ARM is the current leader in terms of mobile processors. ARM’s partners have shipped 50 billion chips based on its designs, all for mobile and embedded markets. For Android, ARM is the de-facto standard and this leads to a problem for Intel and MIPS. Although Android uses Java as its principle programming language, it also allows programmers to take their existing code (in C or C++, for example) and create apps. These “native” apps are generally compiled for ARM processors and not always for Intel or MIPS. To get around this Intel and MIPS need to use special translation software which converts the ARM instructions into code for their processors. This of course impacts performance. At the moment MIPS and Intel can claim about a 90% compatibility with all the apps available in the Play Store. That figure is probably closer to 100% when dealing with the top 150 apps.

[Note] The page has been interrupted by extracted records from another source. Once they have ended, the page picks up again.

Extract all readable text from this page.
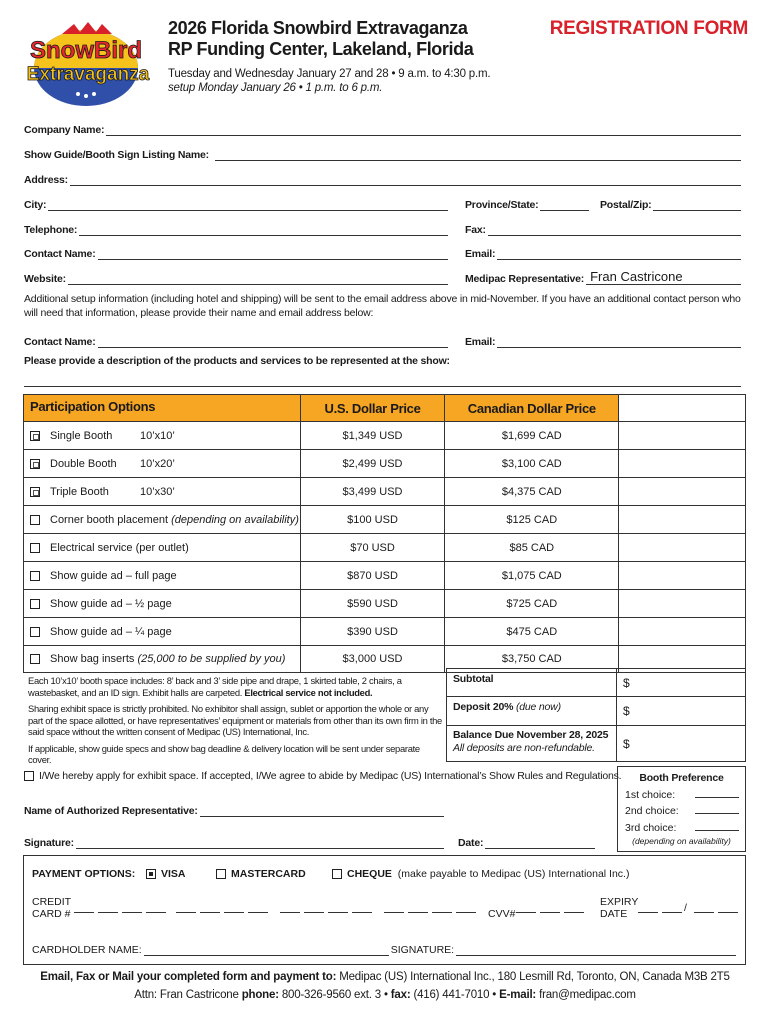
SnowBird
Extravaganza
2026 Florida Snowbird Extravaganza
RP Funding Center, Lakeland, Florida
REGISTRATION FORM
Tuesday and Wednesday January 27 and 28 • 9 a.m. to 4:30 p.m.
setup Monday January 26 • 1 p.m. to 6 p.m.
Company Name:
Show Guide/Booth Sign Listing Name:
Address:
City:	Province/State:	Postal/Zip:
Telephone:	Fax:
Contact Name:	Email:
Website:	Medipac Representative: Fran Castricone
Additional setup information (including hotel and shipping) will be sent to the email address above in mid-November. If you have an additional contact person who will need that information, please provide their name and email address below:
Contact Name:	Email:
Please provide a description of the products and services to be represented at the show:
Participation Options	U.S. Dollar Price	Canadian Dollar Price
Single Booth	10’x10’	$1,349 USD	$1,699 CAD
Double Booth	10’x20’	$2,499 USD	$3,100 CAD
Triple Booth	10’x30’	$3,499 USD	$4,375 CAD
Corner booth placement
(depending on availability)	$100 USD	$125 CAD
Electrical service (per outlet)	$70 USD	$85 CAD
Show guide ad – full page	$870 USD	$1,075 CAD
Show guide ad – ½ page	$590 USD	$725 CAD
Show guide ad – ¼ page	$390 USD	$475 CAD
Show bag inserts
(25,000 to be supplied by you)	$3,000 USD	$3,750 CAD

Each 10’x10’ booth space includes: 8’ back and 3’ side pipe and drape, 1 skirted table, 2 chairs, a wastebasket, and an ID sign. Exhibit halls are carpeted. Electrical service not included.

Sharing exhibit space is strictly prohibited. No exhibitor shall assign, sublet or apportion the whole or any part of the space allotted, or have representatives’ equipment or materials from other than its own firm in the said space without the written consent of Medipac (US) International, Inc.

If applicable, show guide specs and show bag deadline & delivery location will be sent under separate cover.

Subtotal	$
Deposit 20% (due now)	$
Balance Due November 28, 2025
All deposits are non-refundable.	$
I/We hereby apply for exhibit space. If accepted, I/We agree to abide by Medipac (US) International’s Show Rules and Regulations.
Name of Authorized Representative:
Signature:	Date:
Booth Preference
1st choice:
2nd choice:
3rd choice:
(depending on availability)
PAYMENT OPTIONS: VISA	MASTERCARD	CHEQUE
(make payable to Medipac (US) International Inc.)
CREDIT
CARD #	CVV#
EXPIRY
DATE	/
CARDHOLDER NAME:	SIGNATURE:
Email, Fax or Mail your completed form and payment to: Medipac (US) International Inc., 180 Lesmill Rd, Toronto, ON, Canada M3B 2T5
Attn: Fran Castricone phone: 800-326-9560 ext. 3 • fax: (416) 441-7010 • E-mail: fran@medipac.com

On the one-hand that is a good coverage, but on the other hand it shows ARM’s dominance in that the other processor designers need to offer a compatibility layer.
Building a CPU is a complex business. ARM, Intel and MIPS are all working hard to bring the best technology available to mobile devices, however ARM is clearly the leader. With its focus on power efficient processors, its clean 64-bit implementation, its heterogeneous computing, and its role as the de-facto standard for mobile computing, then it looks like ARM is set to remain at the top.